As I think I said in another thread (or maybe this one!), the ignore and report system could work really well if mn had more mods. Not so that the site could be moderated more, but so that the site could be moderated more quickly.

At the moment is not unknown for posts, that are blatantly against the guidelines, to stand for hours, if not days. If reported posts (that were "correctly" reported) were consistently zapped within say 5 minutes, then there would be no issue with just ignoring (and reporting).

Perhaps if the volunteer overnight modding works well, MN could look at introducing day time volunteer mods too, so that posts can be zapped quickly.

MilllyMollyMully · 25/10/2013 15:10

I agree with that, too.

LtAllHallowsEve · 25/10/2013 15:15

For me, personally, there are three types of Goady fucker, and I will happily continue to categorise them as such.

  1. The person that joins a thread and says something that adds nothing to the thread except upset (post usually starts with "FFS")
  1. The person that continuously posts the same type of comment on a thread, despite having lots of posters explain themselves, or prove the person wrong, does not listen to them, does not acknowledge them, just posts the same shit over and over again.
  1. The person that states something (generally against the previous tone of the thread) that is so at odds with the rest of the thread that you can hear the SIOB across the net. Then when asked to explain or prove what they are saying, just ignores or leaves.
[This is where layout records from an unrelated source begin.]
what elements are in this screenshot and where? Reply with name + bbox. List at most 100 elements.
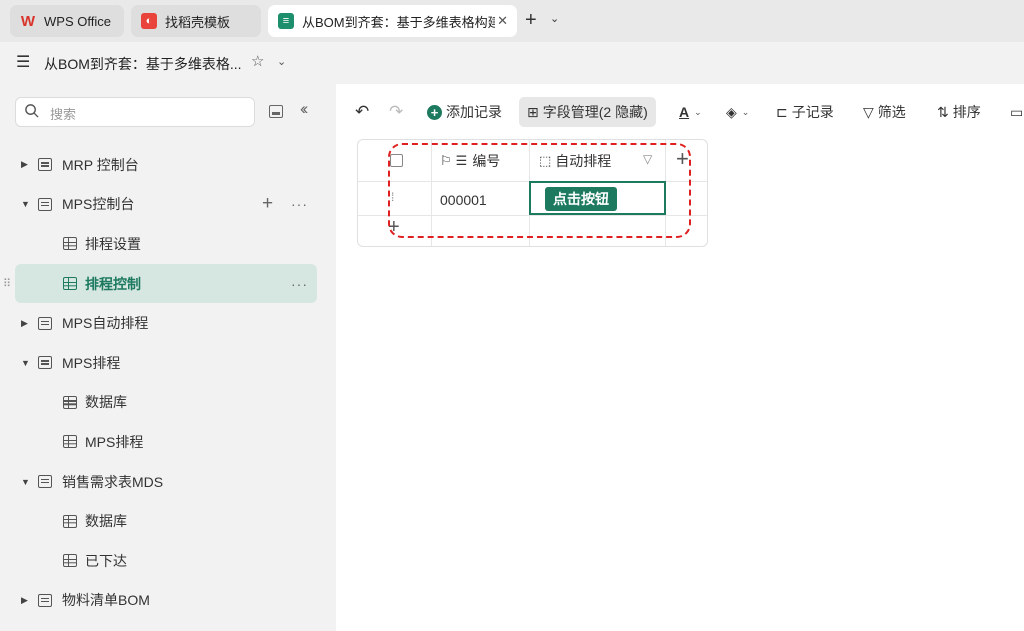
table-icon	[63, 514, 77, 528]
sidebar: 搜索 ‹‹ ▶ MRP 控制台 ▼ MPS控制台 + ··· 排程设置 ⠿ 排程…	[0, 84, 336, 631]
sidebar-item-mps-schedule-table[interactable]: MPS排程	[0, 422, 336, 462]
new-tab-button[interactable]: +	[525, 8, 537, 32]
column-header-auto-schedule[interactable]: ⬚ 自动排程	[539, 140, 611, 181]
sidebar-item-label: 数据库	[85, 513, 127, 530]
sidebar-item-bom[interactable]: ▶ 物料清单BOM	[0, 581, 336, 621]
click-action-button[interactable]: 点击按钮	[545, 187, 617, 211]
chevron-down-icon[interactable]: ⌄	[277, 55, 286, 68]
sidebar-item-schedule-control[interactable]: ⠿ 排程控制 ···	[3, 263, 317, 304]
add-column-button[interactable]: +	[676, 146, 689, 172]
undo-icon[interactable]: ↶	[355, 97, 369, 127]
sidebar-item-label: 排程设置	[85, 235, 141, 252]
sort-icon: ⇅	[937, 103, 949, 120]
filter-button[interactable]: ▽ 筛选	[863, 97, 906, 127]
add-record-label: 添加记录	[446, 104, 502, 120]
drag-handle-icon[interactable]: ⠿	[3, 277, 11, 290]
sub-record-button[interactable]: ⊏ 子记录	[776, 97, 834, 127]
sidebar-item-label: MRP 控制台	[62, 156, 139, 173]
list-icon	[38, 197, 52, 211]
collapse-sidebar-icon[interactable]: ‹‹	[300, 99, 309, 119]
expand-arrow-icon[interactable]: ▶	[21, 595, 28, 606]
sidebar-item-label: 销售需求表MDS	[62, 473, 164, 490]
column-header-label: 自动排程	[555, 152, 612, 169]
sidebar-item-database[interactable]: 数据库	[0, 383, 336, 423]
expand-arrow-icon[interactable]: ▶	[21, 159, 28, 170]
sidebar-nav: ▶ MRP 控制台 ▼ MPS控制台 + ··· 排程设置 ⠿ 排程控制 ···…	[0, 145, 336, 620]
sort-button[interactable]: ⇅ 排序	[937, 97, 981, 127]
add-icon[interactable]: +	[262, 193, 273, 215]
table-icon	[63, 277, 77, 291]
text-color-button[interactable]: A ⌄	[679, 97, 702, 127]
sidebar-item-mps-console[interactable]: ▼ MPS控制台 + ···	[0, 185, 336, 225]
collapse-arrow-icon[interactable]: ▼	[21, 477, 30, 487]
cell-auto-schedule[interactable]: 点击按钮	[529, 181, 666, 215]
number-list-icon: ☰	[455, 152, 468, 168]
search-input[interactable]: 搜索	[15, 97, 255, 127]
sidebar-item-mps-auto-schedule[interactable]: ▶ MPS自动排程	[0, 303, 336, 343]
tab-label: WPS Office	[44, 13, 111, 29]
sidebar-item-label: 数据库	[85, 394, 127, 411]
field-manage-label: 字段管理(2 隐藏)	[542, 104, 648, 120]
search-icon	[25, 104, 39, 118]
folder-icon[interactable]: ▭	[1010, 97, 1023, 127]
sidebar-item-label: MPS排程	[62, 354, 121, 371]
tab-wps-office[interactable]: W WPS Office	[10, 5, 124, 37]
add-record-button[interactable]: + 添加记录	[427, 97, 502, 127]
tab-active-document[interactable]: ≡ 从BOM到齐套：基于多维表格构建 ✕	[268, 5, 517, 37]
filter-icon: ▽	[863, 103, 874, 120]
data-grid: ⚐ ☰ 编号 ⬚ 自动排程 ▽ + ⁞ 000001 点击按钮 +	[357, 139, 708, 247]
sub-record-label: 子记录	[791, 104, 834, 120]
row-drag-handle-icon[interactable]: ⁞	[391, 190, 394, 204]
sidebar-item-label: MPS自动排程	[62, 315, 149, 332]
collapse-arrow-icon[interactable]: ▼	[21, 199, 30, 209]
docer-icon: ◐	[141, 13, 157, 29]
browser-tab-bar: W WPS Office ◐ 找稻壳模板 ≡ 从BOM到齐套：基于多维表格构建 …	[0, 0, 1024, 42]
menu-icon[interactable]: ☰	[16, 52, 30, 72]
list-icon	[38, 475, 52, 489]
cell-id[interactable]: 000001	[440, 192, 487, 208]
add-row-button[interactable]: +	[388, 216, 400, 239]
tab-label: 从BOM到齐套：基于多维表格构建	[302, 14, 501, 30]
select-all-checkbox[interactable]	[390, 154, 403, 167]
sidebar-item-sales-demand-mds[interactable]: ▼ 销售需求表MDS	[0, 462, 336, 502]
sidebar-item-released[interactable]: 已下达	[0, 541, 336, 581]
sidebar-item-schedule-settings[interactable]: 排程设置	[0, 224, 336, 264]
fill-color-button[interactable]: ◈ ⌄	[726, 97, 749, 127]
multi-dim-table-icon: ≡	[278, 13, 294, 29]
table-icon	[63, 237, 77, 251]
more-icon[interactable]: ···	[291, 276, 308, 292]
list-icon	[38, 316, 52, 330]
field-manage-button[interactable]: ⊞ 字段管理(2 隐藏)	[519, 97, 656, 127]
tab-docer[interactable]: ◐ 找稻壳模板	[131, 5, 261, 37]
list-icon	[38, 356, 52, 370]
chevron-down-icon: ⌄	[694, 106, 702, 117]
close-icon[interactable]: ✕	[495, 13, 508, 29]
filter-label: 筛选	[877, 104, 906, 120]
flag-icon: ⚐	[440, 152, 452, 168]
sidebar-item-mps-schedule[interactable]: ▼ MPS排程	[0, 343, 336, 383]
expand-arrow-icon[interactable]: ▶	[21, 318, 28, 329]
redo-icon[interactable]: ↷	[389, 97, 403, 127]
chevron-down-icon[interactable]: ⌄	[550, 12, 559, 25]
sidebar-item-label: MPS排程	[85, 433, 144, 450]
collapse-arrow-icon[interactable]: ▼	[21, 358, 30, 368]
star-icon[interactable]: ☆	[251, 52, 264, 70]
panel-toggle-icon[interactable]	[269, 105, 283, 118]
search-placeholder: 搜索	[50, 107, 77, 122]
filter-icon[interactable]: ▽	[643, 152, 652, 166]
more-icon[interactable]: ···	[291, 196, 308, 212]
sidebar-item-mrp-console[interactable]: ▶ MRP 控制台	[0, 145, 336, 185]
text-color-icon: A	[679, 104, 690, 120]
sidebar-item-database[interactable]: 数据库	[0, 501, 336, 541]
sidebar-item-label: MPS控制台	[62, 196, 135, 213]
sort-label: 排序	[952, 104, 981, 120]
sidebar-item-label: 物料清单BOM	[62, 592, 150, 609]
list-icon	[38, 158, 52, 172]
document-title[interactable]: 从BOM到齐套：基于多维表格...	[44, 54, 242, 74]
list-icon	[38, 593, 52, 607]
plus-circle-icon: +	[427, 104, 442, 120]
table-toolbar: ↶ ↷ + 添加记录 ⊞ 字段管理(2 隐藏) A ⌄ ◈ ⌄ ⊏ 子记录 ▽ …	[336, 84, 1024, 138]
grid-icon: ⊞	[527, 103, 539, 120]
column-header-id[interactable]: ⚐ ☰ 编号	[440, 140, 500, 181]
wps-logo-icon: W	[20, 12, 36, 30]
In fact, two and three are pretty much the same now I have thought about it. But all three can be covered by the inflammatory heading. Number one I will just report and not react to, but two and three I tend to try to speak to, in case I have read them wrong - but funnily enough, I haven't as yet!

MmeLindor · 25/10/2013 15:26

Yes, I would add to that

  1. The type of poster who posts something deliberately cruel on a sensitive thread, with the intention of upsetting the OP.

It might be a 1b actually. I think that it is worse when it is on a thread where the OP is upset or worried, and instead of showing compassion and empathy, the poster is nasty.

I don't understand why people do this. If someone is obviously upset about something, even if it is something that I think is ridiculous, and I am rolling my eyes so far that I can see my own arse... I either tactfully suggest the retrieval of a grip, or close the thread.